Wie wir uns selbst in Ketten legen

In seiner neuen Kolumne beschäftigt sich Wolfgang Walk mit einer einfachen Frage, die häufig nie gestellt wird: Wenn Spiele das Leitmedium des 21. Jahrhunderts sind – warum spielen dann so viele Menschen keine Spiele?

Die Spieleindustrie in Gänze und eigentlich weltweit rühmt sich gerne selbst mit der Behauptung, Games seien das Leitmedium des 21. Jahrhunderts. Und möglicherweise stimmt das sogar. Oder besser: Es könnte stimmen. Zumindest potenziell. Aber warum, muss man dann fragen, werden so viele Menschen von diesem Leitmedium nicht erreicht?

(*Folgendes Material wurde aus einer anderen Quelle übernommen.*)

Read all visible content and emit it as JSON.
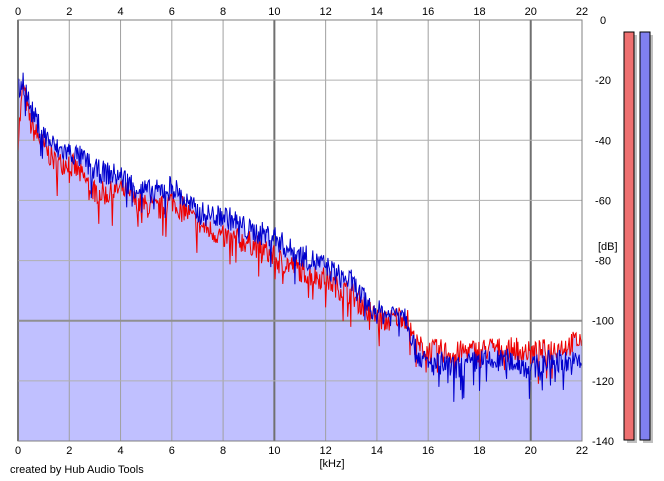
{
  "chart_data": {
    "type": "line",
    "title": "",
    "xlabel": "[kHz]",
    "ylabel": "[dB]",
    "xlim": [
      0,
      22
    ],
    "ylim": [
      -140,
      0
    ],
    "x_ticks": [
      0,
      2,
      4,
      6,
      8,
      10,
      12,
      14,
      16,
      18,
      20,
      22
    ],
    "y_ticks": [
      0,
      -20,
      -40,
      -60,
      -80,
      -100,
      -120,
      -140
    ],
    "grid": true,
    "fill_color": "#c0c0ff",
    "series": [
      {
        "color": "#ee0000",
        "x": [
          0,
          0.2,
          0.5,
          1,
          1.5,
          2,
          2.5,
          3,
          3.5,
          4,
          4.5,
          5,
          5.5,
          6,
          6.5,
          7,
          7.5,
          8,
          8.5,
          9,
          9.5,
          10,
          10.5,
          11,
          11.5,
          12,
          12.5,
          13,
          13.5,
          14,
          14.5,
          15,
          15.2,
          15.5,
          16,
          16.5,
          17,
          17.5,
          18,
          18.5,
          19,
          19.5,
          20,
          20.5,
          21,
          21.5,
          22
        ],
        "values": [
          -40,
          -22,
          -35,
          -42,
          -48,
          -47,
          -52,
          -57,
          -58,
          -56,
          -60,
          -62,
          -63,
          -60,
          -63,
          -68,
          -70,
          -72,
          -73,
          -74,
          -76,
          -79,
          -81,
          -83,
          -85,
          -86,
          -89,
          -91,
          -95,
          -99,
          -100,
          -98,
          -100,
          -108,
          -110,
          -110,
          -111,
          -110,
          -110,
          -109,
          -110,
          -109,
          -111,
          -110,
          -109,
          -108,
          -106
        ]
      },
      {
        "color": "#0000cc",
        "x": [
          0,
          0.2,
          0.5,
          1,
          1.5,
          2,
          2.5,
          3,
          3.5,
          4,
          4.5,
          5,
          5.5,
          6,
          6.5,
          7,
          7.5,
          8,
          8.5,
          9,
          9.5,
          10,
          10.5,
          11,
          11.5,
          12,
          12.5,
          13,
          13.5,
          14,
          14.5,
          15,
          15.2,
          15.5,
          16,
          16.5,
          17,
          17.5,
          18,
          18.5,
          19,
          19.5,
          20,
          20.5,
          21,
          21.5,
          22
        ],
        "values": [
          -24,
          -20,
          -30,
          -38,
          -43,
          -44,
          -46,
          -50,
          -51,
          -52,
          -55,
          -57,
          -57,
          -55,
          -60,
          -64,
          -65,
          -65,
          -67,
          -70,
          -71,
          -72,
          -76,
          -78,
          -80,
          -82,
          -85,
          -87,
          -93,
          -97,
          -98,
          -96,
          -100,
          -110,
          -115,
          -114,
          -116,
          -115,
          -113,
          -114,
          -113,
          -114,
          -116,
          -114,
          -113,
          -114,
          -114
        ]
      }
    ],
    "meters": [
      {
        "color": "#ee7070",
        "level": 1.0
      },
      {
        "color": "#8080f0",
        "level": 1.0
      }
    ]
  },
  "footer": {
    "credit": "created by Hub Audio Tools"
  }
}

Ende 2015 identifizierten sich nur etwa die Hälfte der Amerikaner als Gamer. Und noch knapp ein Viertel der Männer unter 30 sagte zu der Frage, ob sie Gamer seien: „Nein“. Bei den jungen Frauen waren es sogar 43 Prozent, also knapp die Hälfte. Die Daten in Deutschland sehen noch schlechter aus. 57 Prozent aller Deutschen finden Spiele schlicht langweilig.

Warum sprechen wir so viele Menschen nicht an?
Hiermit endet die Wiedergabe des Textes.